Safe Harbor claims that hundreds of thousands of children, particularly those in low-income communities, are at risk for “mercury poisoning.” Fact — Scientific studies published within the last few years show that the benefits of eating seafood greatly outweigh concerns. Those that look at the population of pregnant women and their babies repeatedly show that moms who eat the least fish have babies with the poorest brain developmental outcomes. Unfortunately, federal data shows the average pregnant women eats 1.89 ounces of total seafood per week. And Neilson consumer research shows that approximately 4.4 million U.S. households earning $30,000 or less completely eliminated their purchases of canned tuna between 2000 and 2006.
And then things get weird.
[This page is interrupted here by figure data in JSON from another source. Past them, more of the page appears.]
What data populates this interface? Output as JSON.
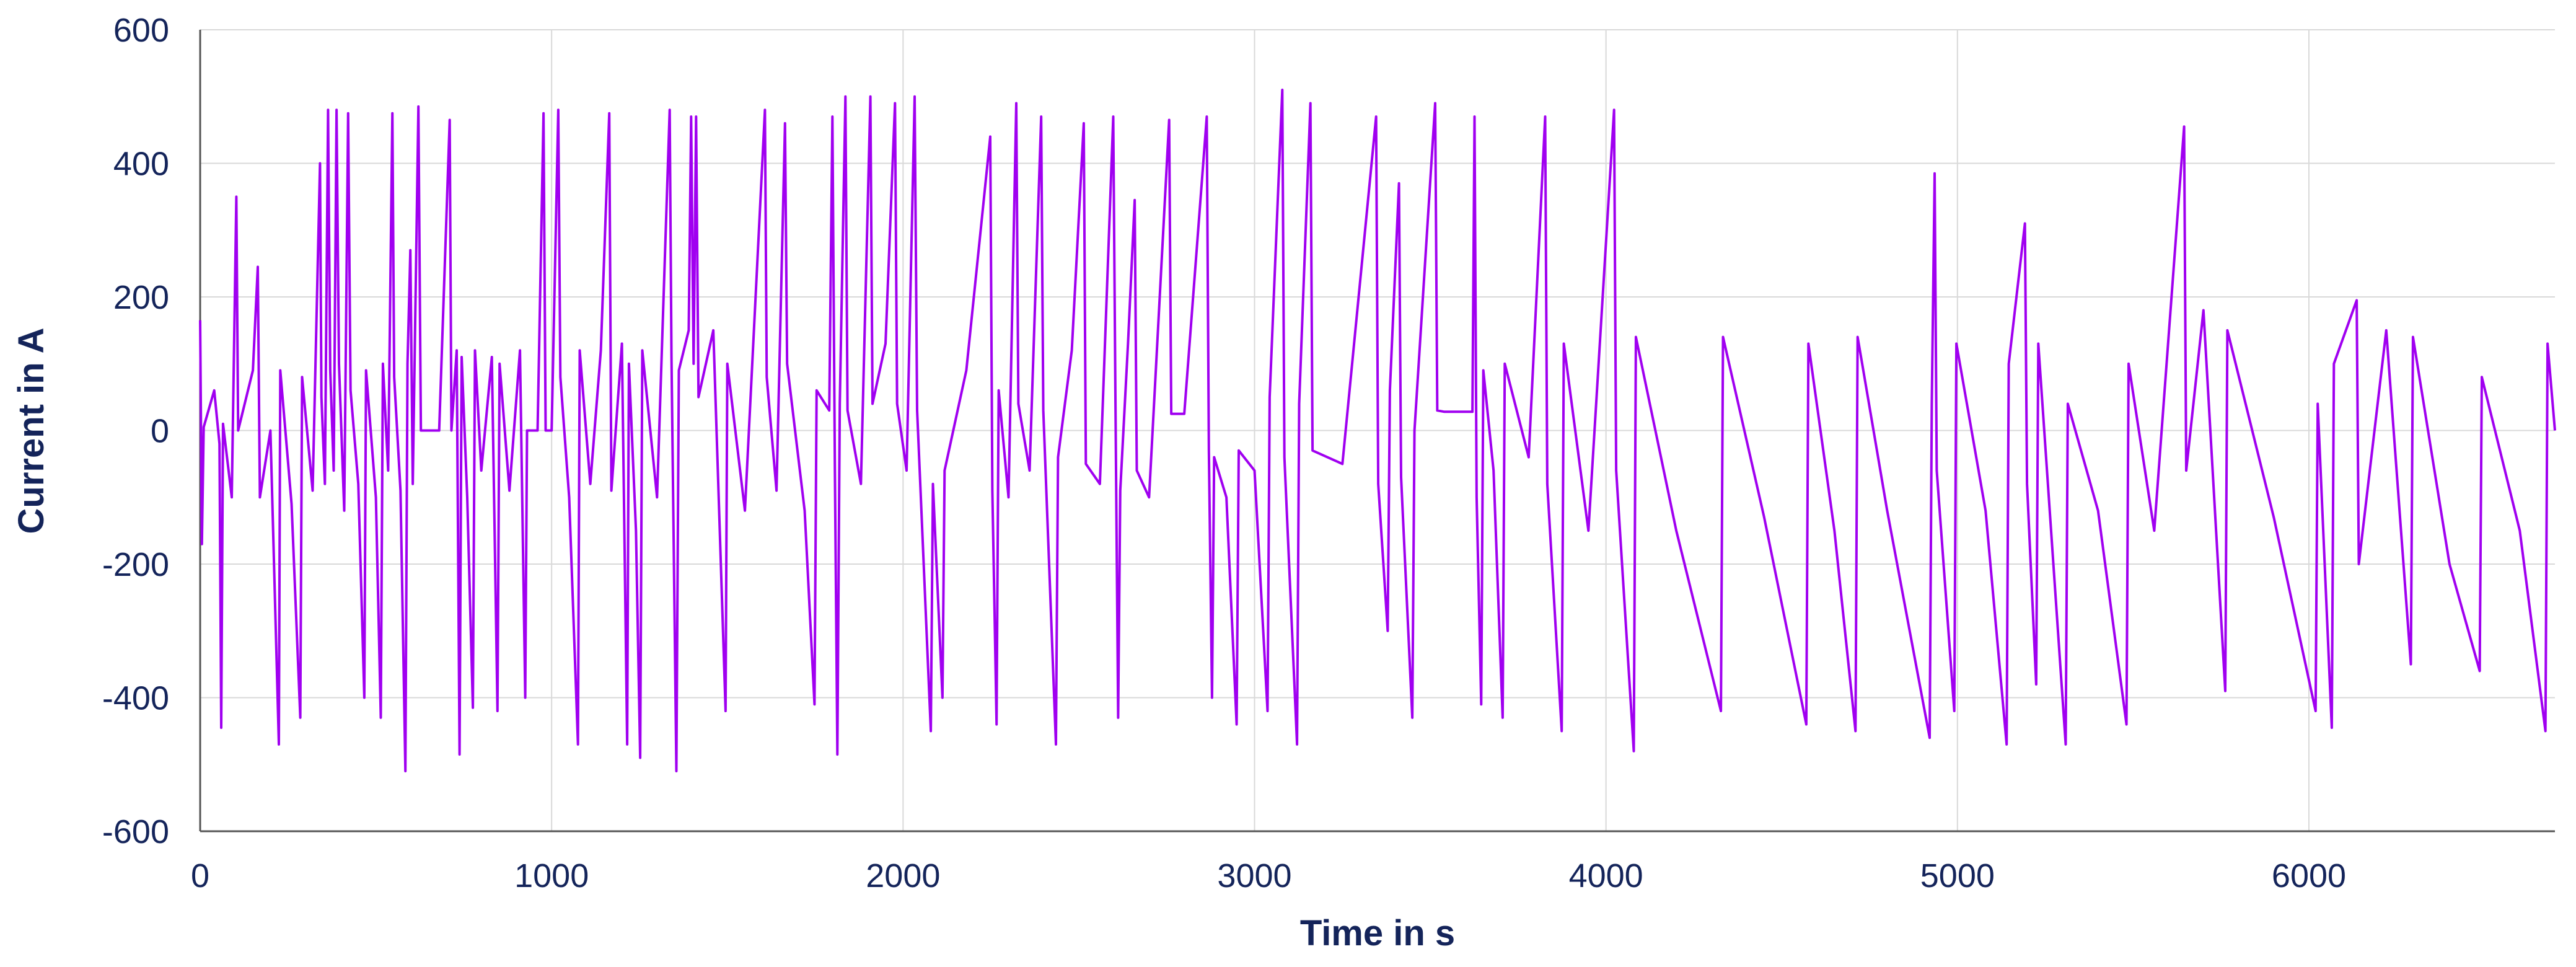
{
  "chart_data": {
    "type": "line",
    "xlabel": "Time in s",
    "ylabel": "Current in A",
    "color": "#a000f0",
    "grid": true,
    "xlim": [
      0,
      6700
    ],
    "xticks": [
      0,
      1000,
      2000,
      3000,
      4000,
      5000,
      6000
    ],
    "ylim": [
      -600,
      600
    ],
    "yticks": [
      -600,
      -400,
      -200,
      0,
      200,
      400,
      600
    ],
    "x": [
      0,
      5,
      10,
      40,
      55,
      60,
      65,
      90,
      103,
      108,
      150,
      164,
      170,
      200,
      224,
      228,
      260,
      285,
      290,
      320,
      341,
      345,
      355,
      364,
      370,
      380,
      388,
      395,
      410,
      421,
      428,
      450,
      467,
      472,
      500,
      514,
      520,
      535,
      547,
      552,
      570,
      584,
      590,
      598,
      605,
      621,
      628,
      650,
      680,
      710,
      715,
      730,
      738,
      744,
      760,
      776,
      782,
      800,
      830,
      846,
      852,
      880,
      910,
      925,
      930,
      960,
      977,
      983,
      1000,
      1019,
      1025,
      1050,
      1075,
      1080,
      1110,
      1140,
      1164,
      1170,
      1200,
      1215,
      1220,
      1240,
      1252,
      1258,
      1300,
      1336,
      1341,
      1355,
      1362,
      1390,
      1397,
      1404,
      1411,
      1418,
      1460,
      1495,
      1500,
      1550,
      1607,
      1612,
      1640,
      1664,
      1670,
      1720,
      1748,
      1754,
      1790,
      1799,
      1806,
      1813,
      1820,
      1836,
      1842,
      1880,
      1907,
      1913,
      1950,
      1977,
      1983,
      2010,
      2033,
      2040,
      2079,
      2085,
      2112,
      2118,
      2180,
      2248,
      2254,
      2266,
      2272,
      2300,
      2322,
      2328,
      2360,
      2393,
      2399,
      2435,
      2441,
      2480,
      2514,
      2520,
      2560,
      2598,
      2604,
      2612,
      2618,
      2640,
      2659,
      2665,
      2700,
      2757,
      2763,
      2800,
      2864,
      2870,
      2879,
      2885,
      2920,
      2949,
      2955,
      3000,
      3037,
      3043,
      3079,
      3085,
      3121,
      3127,
      3159,
      3165,
      3250,
      3346,
      3352,
      3379,
      3385,
      3411,
      3417,
      3449,
      3455,
      3514,
      3520,
      3540,
      3620,
      3626,
      3632,
      3645,
      3651,
      3680,
      3706,
      3712,
      3780,
      3827,
      3833,
      3874,
      3880,
      3950,
      4023,
      4029,
      4079,
      4085,
      4200,
      4327,
      4333,
      4450,
      4570,
      4576,
      4650,
      4710,
      4716,
      4800,
      4921,
      4927,
      4935,
      4941,
      4991,
      4997,
      5080,
      5140,
      5146,
      5192,
      5198,
      5224,
      5230,
      5308,
      5314,
      5400,
      5481,
      5487,
      5560,
      5645,
      5651,
      5700,
      5762,
      5768,
      5900,
      6019,
      6025,
      6065,
      6071,
      6136,
      6142,
      6220,
      6290,
      6296,
      6400,
      6486,
      6492,
      6600,
      6673,
      6679,
      6700
    ],
    "values": [
      165,
      -170,
      5,
      60,
      -20,
      -445,
      10,
      -100,
      350,
      0,
      90,
      245,
      -100,
      0,
      -470,
      90,
      -110,
      -430,
      80,
      -90,
      400,
      50,
      -80,
      480,
      90,
      -60,
      480,
      100,
      -120,
      475,
      60,
      -80,
      -400,
      90,
      -100,
      -430,
      100,
      -60,
      475,
      80,
      -90,
      -510,
      100,
      270,
      -80,
      485,
      0,
      0,
      0,
      465,
      0,
      120,
      -485,
      110,
      -100,
      -415,
      120,
      -60,
      110,
      -420,
      100,
      -90,
      120,
      -400,
      0,
      0,
      475,
      0,
      0,
      480,
      80,
      -100,
      -470,
      120,
      -80,
      120,
      475,
      -90,
      130,
      -470,
      100,
      -150,
      -490,
      120,
      -100,
      480,
      110,
      -510,
      90,
      150,
      470,
      100,
      470,
      50,
      150,
      -420,
      100,
      -120,
      480,
      80,
      -90,
      460,
      100,
      -120,
      -410,
      60,
      30,
      470,
      -60,
      -485,
      40,
      500,
      30,
      -80,
      500,
      40,
      130,
      490,
      40,
      -60,
      500,
      30,
      -450,
      -80,
      -400,
      -60,
      90,
      440,
      -90,
      -440,
      60,
      -100,
      490,
      40,
      -60,
      470,
      30,
      -470,
      -40,
      120,
      460,
      -50,
      -80,
      470,
      60,
      -430,
      -90,
      130,
      345,
      -60,
      -100,
      465,
      25,
      25,
      470,
      -30,
      -400,
      -40,
      -100,
      -440,
      -30,
      -60,
      -420,
      50,
      510,
      -40,
      -470,
      40,
      490,
      -30,
      -50,
      470,
      -80,
      -300,
      60,
      370,
      -70,
      -430,
      0,
      490,
      30,
      28,
      28,
      470,
      -100,
      -410,
      90,
      -60,
      -430,
      100,
      -40,
      470,
      -80,
      -450,
      130,
      -150,
      480,
      -60,
      -480,
      140,
      -150,
      -420,
      140,
      -130,
      -440,
      130,
      -150,
      -450,
      140,
      -120,
      -460,
      40,
      385,
      -60,
      -420,
      130,
      -120,
      -470,
      100,
      310,
      -80,
      -380,
      130,
      -470,
      40,
      -120,
      -440,
      100,
      -150,
      455,
      -60,
      180,
      -390,
      150,
      -130,
      -420,
      40,
      -445,
      100,
      195,
      -200,
      150,
      -350,
      140,
      -200,
      -360,
      80,
      -150,
      -450,
      130,
      0
    ]
  }
}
Safe Harbor interrupts its diatribe about mercury in canned tuna to launch in to what can only be called a paranoid rant of conspiracy theories claiming the “FDA’s apparent allegiance to the fishing industry” has endangered millions.
Safe Harbor makes the serious and unsubstantiated accusation that the FDA has committed what can only be described as fraud when it insists the FDA “skewed” findings as part of a “pattern” of behavior related to seafood issues.
Then the company scorns the tuna industry for caring “only about their bottom line.”
Fact – Safe Harbor foods is a federally registered and trademarked company that sells a “proprietary technology that makes possible the world’s first rapid, large-scale mercury-testing process…” that “…quickly and inexpensively tests seafood for mercury within the fish processing facility. “If you are a distributor, retailer or restaurateur interested in selling Safe Harbor seafood,” there is convenient contact information available on their website. How ironic that Safe Harbor aggressively defames the seafood industry, while their customer base is… the seafood industry.
If they’re misinforming consumers with non-science-based claims about these issues and relying on environmental extremists for research… what else might they be doing?